Older patients are at a higher risk of experiencing CNS side effects.

Toxicity
An acute anticholinergic syndrome is reversible and subsides once all of the causative agents have been excreted. Reversible acetylcholinesterase inhibitor agents such as physostigmine can be used as an antidote in life-threatening cases. Wider use is discouraged due to the significant side effects related to cholinergic excess including seizures, muscle weakness, bradycardia, bronchoconstriction, lacrimation, salivation, bronchorrhea, vomiting, and diarrhea. Even in documented cases of anticholinergic toxicity, seizures have been reported after the rapid administration of physostigmine. Asystole has occurred after physostigmine administration for tricyclic antidepressant overdose, so a conduction delay (QRS > 0.10 second) or suggestion of tricyclic antidepressant ingestion is generally considered a contraindication to physostigmine administration.

Pharmacology
Anticholinergics are classified according to the receptors that are affected:
 Antimuscarinic agents operate on the muscarinic acetylcholine receptors. The majority of anticholinergic drugs are antimuscarinics.
 Antinicotinic agents operate on the nicotinic acetylcholine receptors. The majority of these are non-depolarising skeletal muscle relaxants for surgical use that are structurally related to curare. Several are depolarizing agents.

Examples
Examples of common anticholinergics:

 Antimuscarinic agents
 Antipsychotics (clozapine, quetiapine)
 Atropine
 Benztropine
 Biperiden
 Chlorpheniramine
 Certain SSRIs (Paroxetine)
 Dicyclomine (Dicycloverine)
 Dimenhydrinate 
 Diphenhydramine
 Doxepin
 Doxylamine 
 Flavoxate
 Glycopyrronium/-late 
 Hyoscyamine
 Ipratropium
 Orphenadrine 
 Oxitropium
 Oxybutynin
 Promethazine
 Propantheline bromide 
 Scopolamine
 Solifenacin
 Tolterodine
 Tiotropium 
 Tricyclic antidepressants (28 compounds with numerous trade names)
 Trihexyphenidyl
 Tropicamide
 Umeclidinium 
 Antinicotinic agents
 Bupropion – Ganglion blocker
 Dextromethorphan - Cough suppressant and ganglion blocker
 Doxacurium – Nondepolarizing skeletal muscular relaxant
 Hexamethonium – Ganglion blocker
 Mecamylamine – Ganglion blocker and occasional smoking cessation aid 
 Tubocurarine - Nondepolarizing skeletal muscular relaxant

Antidotes
Physostigmine is one of only a few drugs that can be used as an antidote for anticholinergic poisoning.

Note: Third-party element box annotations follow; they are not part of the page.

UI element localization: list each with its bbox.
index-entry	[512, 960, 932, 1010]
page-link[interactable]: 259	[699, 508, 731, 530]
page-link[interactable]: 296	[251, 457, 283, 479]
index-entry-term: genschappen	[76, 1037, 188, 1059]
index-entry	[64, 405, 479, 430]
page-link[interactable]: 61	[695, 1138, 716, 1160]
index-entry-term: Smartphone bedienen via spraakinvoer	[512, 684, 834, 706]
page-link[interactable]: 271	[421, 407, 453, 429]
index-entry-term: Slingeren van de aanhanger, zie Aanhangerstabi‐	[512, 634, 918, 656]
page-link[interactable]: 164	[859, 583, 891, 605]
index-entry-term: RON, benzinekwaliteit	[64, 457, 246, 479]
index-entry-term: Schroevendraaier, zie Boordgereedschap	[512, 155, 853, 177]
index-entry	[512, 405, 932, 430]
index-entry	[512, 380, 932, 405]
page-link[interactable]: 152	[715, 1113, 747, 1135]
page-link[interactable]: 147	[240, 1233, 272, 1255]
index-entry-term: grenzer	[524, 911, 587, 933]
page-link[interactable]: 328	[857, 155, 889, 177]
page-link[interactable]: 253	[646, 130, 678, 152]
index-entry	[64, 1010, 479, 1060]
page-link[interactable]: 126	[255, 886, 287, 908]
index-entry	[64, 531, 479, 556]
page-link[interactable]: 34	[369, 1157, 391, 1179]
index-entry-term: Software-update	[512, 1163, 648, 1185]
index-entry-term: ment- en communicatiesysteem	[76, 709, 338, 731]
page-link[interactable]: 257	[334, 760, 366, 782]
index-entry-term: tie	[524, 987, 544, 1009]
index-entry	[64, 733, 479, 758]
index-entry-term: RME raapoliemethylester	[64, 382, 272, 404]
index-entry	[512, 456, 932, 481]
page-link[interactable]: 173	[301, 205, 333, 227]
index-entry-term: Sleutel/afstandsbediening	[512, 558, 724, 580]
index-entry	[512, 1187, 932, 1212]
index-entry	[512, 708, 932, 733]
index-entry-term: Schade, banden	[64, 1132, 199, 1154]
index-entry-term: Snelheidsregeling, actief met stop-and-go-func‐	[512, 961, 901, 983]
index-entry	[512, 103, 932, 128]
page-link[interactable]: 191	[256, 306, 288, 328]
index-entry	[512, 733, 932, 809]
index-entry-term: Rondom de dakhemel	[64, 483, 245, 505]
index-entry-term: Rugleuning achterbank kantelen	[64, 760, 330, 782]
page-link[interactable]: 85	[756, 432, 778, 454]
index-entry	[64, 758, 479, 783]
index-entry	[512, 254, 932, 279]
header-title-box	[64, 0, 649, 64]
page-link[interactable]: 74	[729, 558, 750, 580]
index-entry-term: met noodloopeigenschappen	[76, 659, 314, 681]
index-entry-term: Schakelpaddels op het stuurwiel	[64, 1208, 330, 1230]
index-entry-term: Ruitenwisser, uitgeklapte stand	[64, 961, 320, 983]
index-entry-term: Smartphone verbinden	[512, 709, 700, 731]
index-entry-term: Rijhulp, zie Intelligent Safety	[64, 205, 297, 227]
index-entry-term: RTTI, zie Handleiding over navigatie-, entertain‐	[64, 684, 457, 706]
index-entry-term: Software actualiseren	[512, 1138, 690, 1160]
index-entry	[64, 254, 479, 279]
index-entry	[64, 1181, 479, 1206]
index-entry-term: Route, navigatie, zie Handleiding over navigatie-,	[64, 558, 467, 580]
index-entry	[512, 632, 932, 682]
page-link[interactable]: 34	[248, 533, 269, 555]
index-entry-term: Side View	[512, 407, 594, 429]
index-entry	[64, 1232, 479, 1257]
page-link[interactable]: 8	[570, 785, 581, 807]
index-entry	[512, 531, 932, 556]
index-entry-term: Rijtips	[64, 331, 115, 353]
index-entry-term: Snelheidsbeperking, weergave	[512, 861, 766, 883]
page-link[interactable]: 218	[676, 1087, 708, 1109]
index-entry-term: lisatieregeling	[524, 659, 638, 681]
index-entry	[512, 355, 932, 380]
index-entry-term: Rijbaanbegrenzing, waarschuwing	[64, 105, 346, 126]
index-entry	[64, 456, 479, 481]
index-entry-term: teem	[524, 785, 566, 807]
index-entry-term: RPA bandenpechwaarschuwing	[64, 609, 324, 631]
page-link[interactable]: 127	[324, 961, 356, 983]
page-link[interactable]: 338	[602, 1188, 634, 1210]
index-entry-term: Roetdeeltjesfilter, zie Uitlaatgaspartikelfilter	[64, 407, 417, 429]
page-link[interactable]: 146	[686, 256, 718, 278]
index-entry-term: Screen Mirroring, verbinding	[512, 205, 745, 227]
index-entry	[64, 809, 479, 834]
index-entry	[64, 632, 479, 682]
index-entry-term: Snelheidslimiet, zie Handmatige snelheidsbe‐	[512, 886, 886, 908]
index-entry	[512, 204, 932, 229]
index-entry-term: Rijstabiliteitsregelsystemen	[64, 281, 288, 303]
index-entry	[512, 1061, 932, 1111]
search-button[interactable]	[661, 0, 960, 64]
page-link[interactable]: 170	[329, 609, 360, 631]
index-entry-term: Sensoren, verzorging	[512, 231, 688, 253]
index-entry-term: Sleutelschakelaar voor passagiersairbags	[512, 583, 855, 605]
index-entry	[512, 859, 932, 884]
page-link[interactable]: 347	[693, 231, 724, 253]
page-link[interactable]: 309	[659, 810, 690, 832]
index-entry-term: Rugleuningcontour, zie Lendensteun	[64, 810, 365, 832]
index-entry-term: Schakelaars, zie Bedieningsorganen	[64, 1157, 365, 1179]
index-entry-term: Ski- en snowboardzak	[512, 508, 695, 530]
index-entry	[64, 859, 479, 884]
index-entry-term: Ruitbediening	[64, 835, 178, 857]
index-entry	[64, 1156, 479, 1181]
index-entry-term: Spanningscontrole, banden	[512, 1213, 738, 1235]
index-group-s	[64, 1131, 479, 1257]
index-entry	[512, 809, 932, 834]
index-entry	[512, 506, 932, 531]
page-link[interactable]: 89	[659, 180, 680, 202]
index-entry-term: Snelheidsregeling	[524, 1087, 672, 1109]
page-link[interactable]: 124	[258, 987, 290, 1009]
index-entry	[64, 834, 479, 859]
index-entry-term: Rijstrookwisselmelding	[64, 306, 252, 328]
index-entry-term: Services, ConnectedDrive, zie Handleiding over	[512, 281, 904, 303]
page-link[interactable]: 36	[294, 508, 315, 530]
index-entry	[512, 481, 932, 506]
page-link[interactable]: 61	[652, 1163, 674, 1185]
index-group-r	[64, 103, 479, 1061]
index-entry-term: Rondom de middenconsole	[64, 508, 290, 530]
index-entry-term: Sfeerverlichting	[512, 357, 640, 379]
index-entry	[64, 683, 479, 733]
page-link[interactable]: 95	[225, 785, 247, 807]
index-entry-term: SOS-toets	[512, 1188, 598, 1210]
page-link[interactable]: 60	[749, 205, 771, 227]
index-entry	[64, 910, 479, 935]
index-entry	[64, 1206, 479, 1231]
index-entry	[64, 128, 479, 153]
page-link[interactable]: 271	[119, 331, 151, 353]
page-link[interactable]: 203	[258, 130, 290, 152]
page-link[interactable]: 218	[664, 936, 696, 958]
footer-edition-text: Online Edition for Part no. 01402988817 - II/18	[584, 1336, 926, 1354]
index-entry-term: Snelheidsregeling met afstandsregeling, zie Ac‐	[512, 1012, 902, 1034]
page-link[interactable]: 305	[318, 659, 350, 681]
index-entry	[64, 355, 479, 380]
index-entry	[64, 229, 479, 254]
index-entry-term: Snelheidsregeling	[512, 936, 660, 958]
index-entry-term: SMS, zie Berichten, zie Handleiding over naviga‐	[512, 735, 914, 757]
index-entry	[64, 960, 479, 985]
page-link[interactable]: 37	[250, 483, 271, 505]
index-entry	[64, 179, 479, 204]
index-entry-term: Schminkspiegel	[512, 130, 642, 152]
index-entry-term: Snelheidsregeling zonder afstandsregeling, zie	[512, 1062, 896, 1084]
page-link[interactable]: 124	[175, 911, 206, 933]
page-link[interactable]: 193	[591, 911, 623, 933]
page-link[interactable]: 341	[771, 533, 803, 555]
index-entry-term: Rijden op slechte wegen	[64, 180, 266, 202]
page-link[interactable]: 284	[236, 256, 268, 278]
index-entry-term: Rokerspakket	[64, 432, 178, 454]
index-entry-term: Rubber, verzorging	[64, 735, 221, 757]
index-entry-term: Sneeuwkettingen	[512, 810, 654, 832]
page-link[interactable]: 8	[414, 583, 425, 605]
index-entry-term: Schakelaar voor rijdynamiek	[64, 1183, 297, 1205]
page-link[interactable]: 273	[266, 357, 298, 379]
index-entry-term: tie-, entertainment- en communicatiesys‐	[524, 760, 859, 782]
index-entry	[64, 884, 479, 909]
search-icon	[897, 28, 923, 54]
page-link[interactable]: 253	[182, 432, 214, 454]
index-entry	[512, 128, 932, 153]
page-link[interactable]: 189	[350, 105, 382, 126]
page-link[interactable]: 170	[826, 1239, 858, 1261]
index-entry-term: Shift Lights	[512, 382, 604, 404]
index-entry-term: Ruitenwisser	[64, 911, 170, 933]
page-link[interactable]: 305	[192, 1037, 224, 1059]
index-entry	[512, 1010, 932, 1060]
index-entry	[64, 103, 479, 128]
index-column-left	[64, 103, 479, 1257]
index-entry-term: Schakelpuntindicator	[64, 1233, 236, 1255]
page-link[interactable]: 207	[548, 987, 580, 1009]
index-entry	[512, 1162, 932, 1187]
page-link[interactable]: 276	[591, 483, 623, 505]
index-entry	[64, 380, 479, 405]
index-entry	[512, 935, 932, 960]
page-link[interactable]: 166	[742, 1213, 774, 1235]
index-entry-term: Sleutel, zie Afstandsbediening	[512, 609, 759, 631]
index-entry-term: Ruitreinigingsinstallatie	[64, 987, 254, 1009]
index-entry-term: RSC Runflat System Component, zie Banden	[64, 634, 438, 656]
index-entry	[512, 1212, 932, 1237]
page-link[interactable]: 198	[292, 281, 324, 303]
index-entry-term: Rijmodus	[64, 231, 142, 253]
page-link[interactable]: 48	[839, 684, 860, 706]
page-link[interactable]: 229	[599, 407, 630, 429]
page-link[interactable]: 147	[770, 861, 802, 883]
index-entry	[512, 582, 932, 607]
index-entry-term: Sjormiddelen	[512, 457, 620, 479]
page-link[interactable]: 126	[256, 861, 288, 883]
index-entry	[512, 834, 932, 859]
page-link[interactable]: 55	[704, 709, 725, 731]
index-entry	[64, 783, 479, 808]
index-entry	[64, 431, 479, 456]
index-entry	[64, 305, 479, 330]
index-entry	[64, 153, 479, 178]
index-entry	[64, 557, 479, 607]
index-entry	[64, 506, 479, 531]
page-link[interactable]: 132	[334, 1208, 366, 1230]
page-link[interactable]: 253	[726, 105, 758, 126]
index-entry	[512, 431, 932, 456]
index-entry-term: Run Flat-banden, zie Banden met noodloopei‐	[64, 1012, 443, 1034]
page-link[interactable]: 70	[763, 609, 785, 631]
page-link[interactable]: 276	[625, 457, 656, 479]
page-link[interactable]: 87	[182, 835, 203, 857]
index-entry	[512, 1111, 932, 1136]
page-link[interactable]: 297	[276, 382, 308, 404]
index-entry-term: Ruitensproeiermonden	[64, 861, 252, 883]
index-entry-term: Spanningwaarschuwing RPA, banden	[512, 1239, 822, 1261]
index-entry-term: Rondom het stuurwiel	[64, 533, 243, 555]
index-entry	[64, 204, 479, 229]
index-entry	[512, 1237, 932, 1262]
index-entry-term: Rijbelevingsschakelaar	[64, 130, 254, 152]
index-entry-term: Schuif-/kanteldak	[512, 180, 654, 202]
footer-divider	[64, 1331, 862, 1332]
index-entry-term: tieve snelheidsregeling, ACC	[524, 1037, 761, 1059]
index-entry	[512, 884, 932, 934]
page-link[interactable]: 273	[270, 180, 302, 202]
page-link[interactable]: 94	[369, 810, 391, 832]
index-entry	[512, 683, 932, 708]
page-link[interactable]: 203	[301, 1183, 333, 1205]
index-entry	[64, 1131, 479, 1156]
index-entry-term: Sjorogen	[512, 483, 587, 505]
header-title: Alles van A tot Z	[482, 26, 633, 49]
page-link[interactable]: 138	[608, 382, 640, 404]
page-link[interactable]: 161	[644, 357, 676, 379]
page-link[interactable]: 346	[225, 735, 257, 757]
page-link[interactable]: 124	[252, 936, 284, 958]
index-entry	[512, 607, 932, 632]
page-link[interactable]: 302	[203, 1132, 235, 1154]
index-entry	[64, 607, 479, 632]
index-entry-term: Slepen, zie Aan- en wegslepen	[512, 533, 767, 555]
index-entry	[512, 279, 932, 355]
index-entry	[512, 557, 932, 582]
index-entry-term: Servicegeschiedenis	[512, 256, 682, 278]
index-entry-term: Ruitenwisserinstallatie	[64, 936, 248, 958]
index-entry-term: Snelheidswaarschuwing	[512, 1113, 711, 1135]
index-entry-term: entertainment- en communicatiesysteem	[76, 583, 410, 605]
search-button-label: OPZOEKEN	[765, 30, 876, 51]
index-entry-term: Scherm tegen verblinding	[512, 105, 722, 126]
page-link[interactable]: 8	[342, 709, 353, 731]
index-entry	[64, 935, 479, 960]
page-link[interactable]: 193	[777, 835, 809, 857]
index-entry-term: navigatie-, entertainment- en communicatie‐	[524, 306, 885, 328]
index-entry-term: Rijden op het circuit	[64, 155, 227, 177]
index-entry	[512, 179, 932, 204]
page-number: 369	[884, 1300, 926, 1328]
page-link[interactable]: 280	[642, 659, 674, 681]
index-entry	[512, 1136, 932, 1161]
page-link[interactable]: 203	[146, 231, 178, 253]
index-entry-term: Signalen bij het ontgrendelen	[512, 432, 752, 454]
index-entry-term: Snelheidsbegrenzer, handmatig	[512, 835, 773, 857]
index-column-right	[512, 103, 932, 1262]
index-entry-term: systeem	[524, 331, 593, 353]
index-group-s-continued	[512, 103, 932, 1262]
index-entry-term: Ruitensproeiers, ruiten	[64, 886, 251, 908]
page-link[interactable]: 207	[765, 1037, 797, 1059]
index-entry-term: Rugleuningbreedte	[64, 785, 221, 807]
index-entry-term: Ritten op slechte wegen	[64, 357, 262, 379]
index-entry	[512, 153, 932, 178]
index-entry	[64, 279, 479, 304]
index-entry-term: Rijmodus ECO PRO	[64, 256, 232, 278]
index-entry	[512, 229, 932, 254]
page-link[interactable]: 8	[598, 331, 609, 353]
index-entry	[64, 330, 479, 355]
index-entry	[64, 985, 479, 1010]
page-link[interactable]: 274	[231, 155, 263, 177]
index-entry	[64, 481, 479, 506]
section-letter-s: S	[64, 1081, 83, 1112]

Nicotine also counteracts anticholinergics by activating nicotinic acetylcholine receptors. Caffeine (although an adenosine receptor antagonist) can counteract the anticholinergic symptoms by reducing sedation and increasing acetylcholine activity, thereby causing alertness and arousal.

Psychoactive uses
When a significant amount of an anticholinergic is taken into the body, a toxic reaction known as acute anticholinergic syndrome may result. This may happen accidentally or intentionally as a consequence of either recreational or entheogenic drug use, though many users find the side effects to be exceedingly unpleasant and not worth the recreational effects they experience. In the context of recreational use, anticholinergics are often called deliriants.

Plant sources
The most common plants containing anticholinergic alkaloids (including atropine, scopolamine, and hyoscyamine among others) are:
Atropa belladonna (deadly nightshade)
Brugmansia species 
Datura species
Garrya species
Hyoscyamus niger (henbane)
Mandragora officinarum (mandrake)

Use as a deterrent
Several narcotic and opiate-containing drug preparations, such as those containing  hydrocodone and codeine are combined with an anticholinergic agent to deter intentional misuse. Examples include Hydromet/Hycodan (hydrocodone/homatropine), Lomotil (diphenoxylate/atropine) and Tussionex (hydrocodone polistirex/chlorpheniramine). However, it is noted that opioid/antihistamine combinations are used clinically for their synergistic effect in the management of pain and maintenance of dissociative anesthesia (sedation) in such preparations as Meprozine (meperidine/promethazine) and Diconal (dipipanone/cyclizine), which act as strong anticholinergic agents.